Review: The Neon Demon, C
Rated R, 110 minutes
The old saying "beauty is only skin deep," is explored in bloody detail in the intriguing new Nicolas Winding Refn thriller "The Neon Demon," which gives an uneasy portrait of the underbelly of modeling in L.A. Essentially a 2-hour art house piece told in David Lynch-style, "Neon" is filled with a weird, pretentious vibe that's both ponderous and hypnotic, and nearly falling apart at the end. When teenage aspiring model Jesse (Elle Fanning) moves to Los Angeles, her youth and vitality are devoured by a group of beauty-obsessed women (Jena Malone, Bella Heathcote, Abbey Lee) who will take any means necessary to get what she has. Directed, co-written and produced by Danish film director Refn, the man behind such divisive but never dull films as "Drive" and "Only God Forgives," his stylish but uneven new drama is filled with some typically weird Refn-ian moments: sex with a corpse, cannibalism, off-kilter sensuality and violence, though it has some interesting ones, and is well-cast too. Particularly inspired is the casting of fair-skinned, doe-eyed Fanning as the young model with natural beauty and big aspirations; she casts a glow on the film that will transfix even when the film turns strange, which happens frequently. Her transformation from innocence to hot model is an engaging one, particularly a couple of modeling scenes: one in gold paint (shown here) as well as her first catwalk strut where she really gains confidence. As her friends and colleagues who are infatuated with her, Heathcote and Lee are both striking, while Malone is both brave and controversial in the film's most-talked about role, including an uncomfortable scene with a corpse. The pulsating, hypnotic music from acclaimed composer Cliff Martinez ("Drive" and "Contagion") adds additional substance, though ultimately "Demon" disappoints, taking a nose dive off the catwalk late in the film.
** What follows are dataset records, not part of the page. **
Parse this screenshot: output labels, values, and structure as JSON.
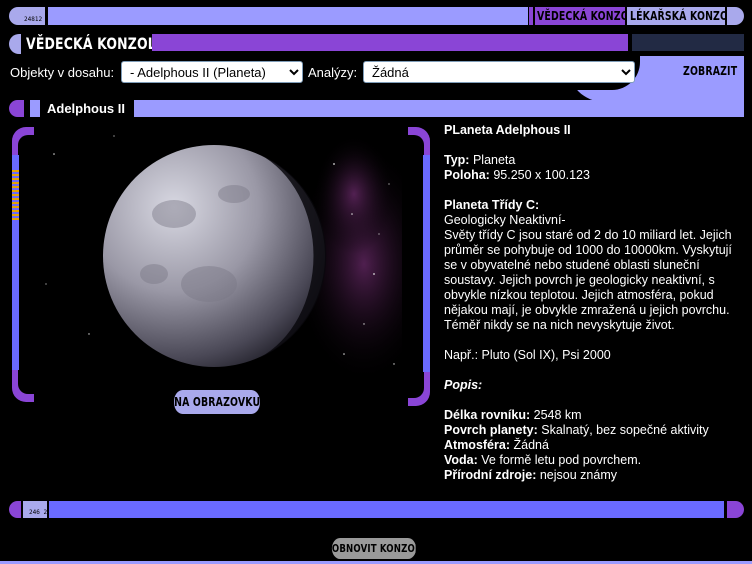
{
  "header": {
    "code": "24812",
    "tab_science": "VĚDECKÁ KONZOLE",
    "tab_medical": "LÉKAŘSKÁ KONZOLE",
    "console_title": "VĚDECKÁ KONZOLE"
  },
  "controls": {
    "objects_label": "Objekty v dosahu:",
    "objects_value": "- Adelphous II (Planeta)",
    "analysis_label": "Analýzy:",
    "analysis_value": "Žádná",
    "display_button": "ZOBRAZIT"
  },
  "object_title": "Adelphous II",
  "viewer": {
    "screen_button": "NA OBRAZOVKU"
  },
  "info": {
    "heading": "PLaneta Adelphous II",
    "type_label": "Typ:",
    "type_value": "Planeta",
    "position_label": "Poloha:",
    "position_value": "95.250 x 100.123",
    "class_heading": "Planeta Třídy C:",
    "class_sub": "Geologicky Neaktivní-",
    "class_description": "Světy třídy C jsou staré od 2 do 10 miliard let. Jejich průměr se pohybuje od 1000 do 10000km. Vyskytují se v obyvatelné nebo studené oblasti sluneční soustavy. Jejich povrch je geologicky neaktivní, s obvykle nízkou teplotou. Jejich atmosféra, pokud nějakou mají, je obvykle zmražená u jejich povrchu. Téměř nikdy se na nich nevyskytuje život.",
    "examples": "Např.: Pluto (Sol IX), Psi 2000",
    "description_label": "Popis:",
    "equator_label": "Délka rovníku:",
    "equator_value": "2548 km",
    "surface_label": "Povrch planety:",
    "surface_value": "Skalnatý, bez sopečné aktivity",
    "atmosphere_label": "Atmosféra:",
    "atmosphere_value": "Žádná",
    "water_label": "Voda:",
    "water_value": "Ve formě letu pod povrchem.",
    "resources_label": "Přírodní zdroje:",
    "resources_value": "nejsou známy"
  },
  "footer": {
    "code": "246 2",
    "reset_button": "OBNOVIT KONZOLI"
  },
  "colors": {
    "lavender": "#a9a9ec",
    "purple": "#8a45d6",
    "periwinkle": "#9b9bff",
    "blue": "#6a6aff"
  }
}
Refn struggles with coherency problems in the third act, especially that over-the-top, blood-soaked ending that could've been easily implied - instead the metaphor is taken quite seriously, that young beauty is often devoured by the older lions in the pack. "The Neon Demon" is heavily stylized, hypnotically weird and never dull, that could easily be used as a deterrent to go into modeling.